A 16-member Convective-scale Ensemble Prediction System (CEPS) developed at the Central Weather Bureau (CWB) of Taiwan is evaluated for probability forecasts of convective precipitation. To address the issues of limited predictability of convective systems, the CEPS provides short-range forecasts using initial conditions from a rapid-updated ensemble data assimilation system. This study aims to identify the behavior of the CEPS forecasts, especially the impact of different ensemble configurations and forecast lead times. Warm-season afternoon thunderstorms (ATs) from 30 June to 4 July 2017 are selected. Since ATs usually occur between 13 and 20 LST, this study compares deterministic and probabilistic quantitative precipitation forecasts (QPFs) launched at 05,08, and 11 LST.
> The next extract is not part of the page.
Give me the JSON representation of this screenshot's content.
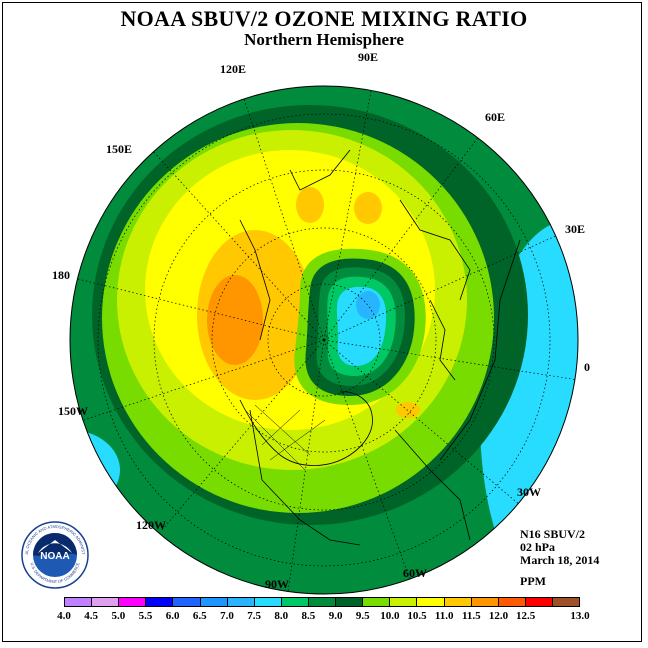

This study demonstrates that initial and boundary perturbations (IBP) are crucial to ensure good spread-skill consistency over the 18-h forecasts. On top of IBP, additional model perturbations have insignificant impacts on upper-air and precipitation forecasts. The deterministic QPFs launched at 11 LST outperform those launched at 05 and 08 LST, likely because the most-recent data assimilation analyses enhance the practical predictability. However, it cannot improve the probabilistic QPFs launched at 11 LST due to inadequate ensemble spreads resulting from limited error growth time. This study points out the importance of sufficient initial condition uncertainty on short-range probabilistic forecasts to exploit the benefits of rapid-update data assimilation analyses.